ST. GEORGE'S, Grenada -- Vice President George Bush said Thursday the United States will proceed with a planned military pullout from the island it invaded 17 months ago, but pledged Washington would 'reverse the withdrawal' if Grenada's security was threatened.
Bush left the picturesque Caribbean island at midafternoon, 15 minutes ahead of schedule, and later arrived in Brasilia for the inauguration Friday of Brazil's President-elect Tancredo Neves.
Nicaraguan President Daniel Ortega also arrived in Brazil late Thursday and said his country was making approaches through the U.S. Embassy in Managua for further meetings after his talks with Secretary of State George Shultz in Uruguay. Ortega, however, not commit himself to a meeting with Bush.
'Many have expressed the fear that without our troops the unprincipled, anti-democratic forces and their foreign allies in the communist bloc will once again work to subvert the freedom Grenada now enjoys,' Bush told a rally attended by some 7,000 people in a playing field on the outskirts of St. George's, Grenada's capital.
'Let me assure you, we will not leave you unprotected,' he said.
'We will not sit idly by and watch your security threatened. And should a security threat materialize during the withdrawal period, we stand by ready to halt and, if necessary, reverse the withdrawal of our security forces,' said Bush, who was introduced by Prime Minister Herbert Blaize.
The United States has steadily decreased its military presence on the island of 90,000 people since October 1983, when President Reagan ordered an invasion by 6,000 U.S.-led troops. The multinational force ousted hard-line Marxists who had murdered Prime Minister Maurice Bishop and seized power.
Bush read aloud a letter from Reagan that referred to Washington's plans to withdraw its remaining 300 U.S. military personnel in an operation beginning next month and ending in September. The pullout would leave security duties to a paramilitary force of some 550 U.S.-trained Grenadians.
'I am confident ... that the expert training provided to your police and security forces, combined with your able political and economic leadership, will ensure a safe and secure future for Grenada,' the letter said.
Grenadian officials, in meetings with Bush, said they asked that the timetable be changed to extend the Americans' stay by years.
But Bush said, 'I didn't come here to change any plans along that line.'
There is no timetable for the pullout of 360 mostly Jamaican peacekeepers also stationed on the island.
Bush said appeals for increased financial aid would be considered.

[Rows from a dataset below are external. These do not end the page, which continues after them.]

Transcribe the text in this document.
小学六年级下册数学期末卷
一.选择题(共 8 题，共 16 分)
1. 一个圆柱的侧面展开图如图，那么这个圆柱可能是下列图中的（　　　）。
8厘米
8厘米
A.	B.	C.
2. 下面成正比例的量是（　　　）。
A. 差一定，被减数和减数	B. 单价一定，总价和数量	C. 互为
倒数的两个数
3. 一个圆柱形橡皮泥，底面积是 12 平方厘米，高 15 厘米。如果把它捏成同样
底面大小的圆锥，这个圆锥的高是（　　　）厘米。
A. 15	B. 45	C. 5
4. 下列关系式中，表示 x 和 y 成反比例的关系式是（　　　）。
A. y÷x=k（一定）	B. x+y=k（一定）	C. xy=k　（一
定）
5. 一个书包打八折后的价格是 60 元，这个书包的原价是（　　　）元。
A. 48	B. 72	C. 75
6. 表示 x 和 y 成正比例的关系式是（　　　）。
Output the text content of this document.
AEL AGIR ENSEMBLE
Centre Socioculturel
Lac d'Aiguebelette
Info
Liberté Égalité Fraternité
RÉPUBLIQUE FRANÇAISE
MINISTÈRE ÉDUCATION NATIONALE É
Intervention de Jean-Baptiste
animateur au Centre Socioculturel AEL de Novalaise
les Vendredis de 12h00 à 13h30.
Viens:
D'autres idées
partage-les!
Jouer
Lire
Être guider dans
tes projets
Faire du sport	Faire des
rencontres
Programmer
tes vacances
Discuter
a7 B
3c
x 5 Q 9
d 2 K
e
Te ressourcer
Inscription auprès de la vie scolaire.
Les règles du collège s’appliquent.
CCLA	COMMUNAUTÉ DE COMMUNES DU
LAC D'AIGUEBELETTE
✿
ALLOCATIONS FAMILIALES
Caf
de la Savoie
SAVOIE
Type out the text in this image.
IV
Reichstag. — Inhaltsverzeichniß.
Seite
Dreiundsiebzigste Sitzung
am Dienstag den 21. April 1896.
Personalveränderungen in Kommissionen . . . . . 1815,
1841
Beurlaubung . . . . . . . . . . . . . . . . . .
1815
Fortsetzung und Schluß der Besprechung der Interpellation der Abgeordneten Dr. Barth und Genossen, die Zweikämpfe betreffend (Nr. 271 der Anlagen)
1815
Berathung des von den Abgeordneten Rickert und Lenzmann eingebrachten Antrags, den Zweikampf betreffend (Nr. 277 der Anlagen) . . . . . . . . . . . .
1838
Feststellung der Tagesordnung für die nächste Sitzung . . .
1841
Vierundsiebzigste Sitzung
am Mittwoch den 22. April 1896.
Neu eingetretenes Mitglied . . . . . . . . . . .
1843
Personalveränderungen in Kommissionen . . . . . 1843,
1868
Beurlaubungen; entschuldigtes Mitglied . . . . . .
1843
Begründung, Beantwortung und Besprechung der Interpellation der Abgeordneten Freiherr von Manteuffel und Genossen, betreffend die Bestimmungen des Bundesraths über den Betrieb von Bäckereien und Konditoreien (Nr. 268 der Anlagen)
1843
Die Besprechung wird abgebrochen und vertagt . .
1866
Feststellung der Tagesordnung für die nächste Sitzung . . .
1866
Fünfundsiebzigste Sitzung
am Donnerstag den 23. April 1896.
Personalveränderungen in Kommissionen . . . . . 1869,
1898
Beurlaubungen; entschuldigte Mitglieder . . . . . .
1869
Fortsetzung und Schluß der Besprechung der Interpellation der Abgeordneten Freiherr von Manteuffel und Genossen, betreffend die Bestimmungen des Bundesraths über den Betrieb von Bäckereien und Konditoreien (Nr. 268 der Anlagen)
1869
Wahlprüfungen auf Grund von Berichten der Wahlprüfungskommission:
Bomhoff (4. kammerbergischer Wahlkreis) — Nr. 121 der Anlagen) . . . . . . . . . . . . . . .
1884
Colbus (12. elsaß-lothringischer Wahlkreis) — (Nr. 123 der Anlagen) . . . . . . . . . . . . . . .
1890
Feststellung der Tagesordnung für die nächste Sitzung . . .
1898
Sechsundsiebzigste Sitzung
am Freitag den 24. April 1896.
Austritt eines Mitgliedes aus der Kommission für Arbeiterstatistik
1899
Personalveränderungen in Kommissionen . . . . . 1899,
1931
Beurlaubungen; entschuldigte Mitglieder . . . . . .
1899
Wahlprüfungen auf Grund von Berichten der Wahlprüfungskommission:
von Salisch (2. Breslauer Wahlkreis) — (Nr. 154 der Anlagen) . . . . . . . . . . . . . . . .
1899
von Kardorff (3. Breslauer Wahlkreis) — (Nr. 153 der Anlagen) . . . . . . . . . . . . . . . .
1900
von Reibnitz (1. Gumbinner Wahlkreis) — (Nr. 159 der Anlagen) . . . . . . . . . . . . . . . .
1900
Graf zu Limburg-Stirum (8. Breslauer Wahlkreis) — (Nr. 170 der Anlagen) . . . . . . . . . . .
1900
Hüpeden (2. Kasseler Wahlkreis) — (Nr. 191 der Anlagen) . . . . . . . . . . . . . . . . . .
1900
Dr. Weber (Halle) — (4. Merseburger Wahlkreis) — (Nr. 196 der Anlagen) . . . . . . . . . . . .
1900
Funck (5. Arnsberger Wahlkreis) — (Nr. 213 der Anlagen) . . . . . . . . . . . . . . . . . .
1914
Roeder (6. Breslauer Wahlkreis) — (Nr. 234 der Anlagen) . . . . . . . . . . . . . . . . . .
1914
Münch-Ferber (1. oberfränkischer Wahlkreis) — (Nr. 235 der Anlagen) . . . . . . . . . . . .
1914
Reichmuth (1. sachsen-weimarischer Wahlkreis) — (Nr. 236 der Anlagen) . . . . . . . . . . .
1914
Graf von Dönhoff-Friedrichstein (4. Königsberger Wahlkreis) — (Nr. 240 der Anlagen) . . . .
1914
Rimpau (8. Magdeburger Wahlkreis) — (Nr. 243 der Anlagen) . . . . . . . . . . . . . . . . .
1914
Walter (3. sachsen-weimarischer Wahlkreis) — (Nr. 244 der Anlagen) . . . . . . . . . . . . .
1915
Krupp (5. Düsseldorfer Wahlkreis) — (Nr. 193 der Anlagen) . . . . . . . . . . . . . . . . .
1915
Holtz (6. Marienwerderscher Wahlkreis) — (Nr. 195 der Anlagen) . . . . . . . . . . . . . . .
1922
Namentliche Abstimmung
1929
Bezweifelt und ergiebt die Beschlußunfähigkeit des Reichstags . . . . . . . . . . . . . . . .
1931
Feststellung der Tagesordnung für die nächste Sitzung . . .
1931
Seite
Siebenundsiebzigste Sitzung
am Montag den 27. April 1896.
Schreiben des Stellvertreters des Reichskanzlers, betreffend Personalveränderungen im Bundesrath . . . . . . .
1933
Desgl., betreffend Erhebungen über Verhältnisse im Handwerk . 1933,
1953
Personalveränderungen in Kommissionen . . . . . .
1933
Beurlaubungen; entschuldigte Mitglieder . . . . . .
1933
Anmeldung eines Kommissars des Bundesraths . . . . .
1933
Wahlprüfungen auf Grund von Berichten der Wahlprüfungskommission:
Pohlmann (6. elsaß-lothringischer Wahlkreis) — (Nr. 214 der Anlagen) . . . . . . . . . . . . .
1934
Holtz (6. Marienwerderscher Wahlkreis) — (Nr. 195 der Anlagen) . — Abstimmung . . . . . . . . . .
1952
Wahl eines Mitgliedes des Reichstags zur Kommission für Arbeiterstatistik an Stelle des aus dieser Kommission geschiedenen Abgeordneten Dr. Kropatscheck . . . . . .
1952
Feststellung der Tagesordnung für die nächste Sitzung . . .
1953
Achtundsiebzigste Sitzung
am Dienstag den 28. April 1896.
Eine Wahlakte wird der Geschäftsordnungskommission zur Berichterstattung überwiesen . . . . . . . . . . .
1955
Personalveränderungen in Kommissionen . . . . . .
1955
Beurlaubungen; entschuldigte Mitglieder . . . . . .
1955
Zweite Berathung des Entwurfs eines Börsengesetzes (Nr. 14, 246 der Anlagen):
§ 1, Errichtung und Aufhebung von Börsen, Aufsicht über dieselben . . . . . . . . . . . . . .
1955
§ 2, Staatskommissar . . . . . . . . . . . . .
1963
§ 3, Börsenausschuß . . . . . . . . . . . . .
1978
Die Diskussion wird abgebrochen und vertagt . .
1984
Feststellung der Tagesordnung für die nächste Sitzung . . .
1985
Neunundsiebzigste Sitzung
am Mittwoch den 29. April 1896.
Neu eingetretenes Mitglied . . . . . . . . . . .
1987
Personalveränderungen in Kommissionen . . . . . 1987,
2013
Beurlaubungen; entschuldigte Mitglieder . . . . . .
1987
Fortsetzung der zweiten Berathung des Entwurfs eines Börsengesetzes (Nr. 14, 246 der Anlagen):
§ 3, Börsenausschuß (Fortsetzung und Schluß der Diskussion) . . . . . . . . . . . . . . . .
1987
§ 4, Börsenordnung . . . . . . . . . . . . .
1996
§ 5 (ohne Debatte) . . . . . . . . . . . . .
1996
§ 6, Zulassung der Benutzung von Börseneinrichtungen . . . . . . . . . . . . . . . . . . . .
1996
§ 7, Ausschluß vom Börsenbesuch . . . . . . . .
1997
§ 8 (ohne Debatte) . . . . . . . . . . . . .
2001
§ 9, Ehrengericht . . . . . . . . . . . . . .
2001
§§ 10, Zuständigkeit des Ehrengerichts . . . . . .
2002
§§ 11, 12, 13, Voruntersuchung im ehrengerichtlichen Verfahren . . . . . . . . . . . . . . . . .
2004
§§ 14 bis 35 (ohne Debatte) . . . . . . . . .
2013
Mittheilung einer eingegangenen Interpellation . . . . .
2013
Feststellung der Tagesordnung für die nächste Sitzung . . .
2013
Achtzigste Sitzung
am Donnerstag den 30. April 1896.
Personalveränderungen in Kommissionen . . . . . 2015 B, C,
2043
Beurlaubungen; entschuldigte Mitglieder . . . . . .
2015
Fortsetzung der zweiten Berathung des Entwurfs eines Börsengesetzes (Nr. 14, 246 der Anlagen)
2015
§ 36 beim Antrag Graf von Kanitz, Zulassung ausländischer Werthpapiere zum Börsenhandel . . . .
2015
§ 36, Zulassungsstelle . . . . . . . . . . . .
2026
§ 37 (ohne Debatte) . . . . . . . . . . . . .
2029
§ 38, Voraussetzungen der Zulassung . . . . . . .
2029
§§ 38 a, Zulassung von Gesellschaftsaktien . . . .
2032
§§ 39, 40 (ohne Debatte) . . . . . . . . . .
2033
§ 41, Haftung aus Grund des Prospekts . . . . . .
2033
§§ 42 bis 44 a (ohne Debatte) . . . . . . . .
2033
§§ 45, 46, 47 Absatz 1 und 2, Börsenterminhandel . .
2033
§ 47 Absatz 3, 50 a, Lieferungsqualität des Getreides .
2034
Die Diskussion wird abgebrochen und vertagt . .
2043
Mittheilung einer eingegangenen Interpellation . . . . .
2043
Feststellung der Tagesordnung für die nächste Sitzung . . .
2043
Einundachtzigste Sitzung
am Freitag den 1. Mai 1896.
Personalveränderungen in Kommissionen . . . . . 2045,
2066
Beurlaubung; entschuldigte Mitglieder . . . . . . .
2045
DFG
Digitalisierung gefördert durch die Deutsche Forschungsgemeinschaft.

'I've said ever since 1983 that Grenada was a proud moment,' Bush said before leaving. 'What I've seen here today adds up to the fact that we did the right thing in assisting this country to go the democratic route.'
On his talks in Moscow Wednesday with new Soviet leader Mikhail Gorbachev, Bush told reporters:
'This president of ours is determined to make progress on these arms control talks and I got the feeling the new Soviet leader feels the same way, which is good. That's an encouraging thing.'
The vice president, wearing a white short-sleeved shirt, red tie and khaki-colored pants, basked in the sun and cheers of Grenadians who packed the field and lined the surrounding hills for a glimpse of the highest-ranking Reagan administration official to visit the spice-growing island.
Bush was greeted by banners that read: 'Thank God for the Cowboy,' and 'The U.S. and Grenada -- a Winning Team.'
Bush retraced some of the steps of the U.S. invasion force near the white-sand Grand Anse Beach and drove past St. George's Medical School, where he was loudly applauded by U.S. students. Reagan cited concern for the safety of the students at the school when he disclosed the October invasion.
Bush set out from Washington on March 3 for a trip that will have stretched from famine-stricken Africa to Honduras before he returns home March 16. He interrupted his trip early this week to attend the funeral of Soviet President Konstantin Chernenko in Moscow.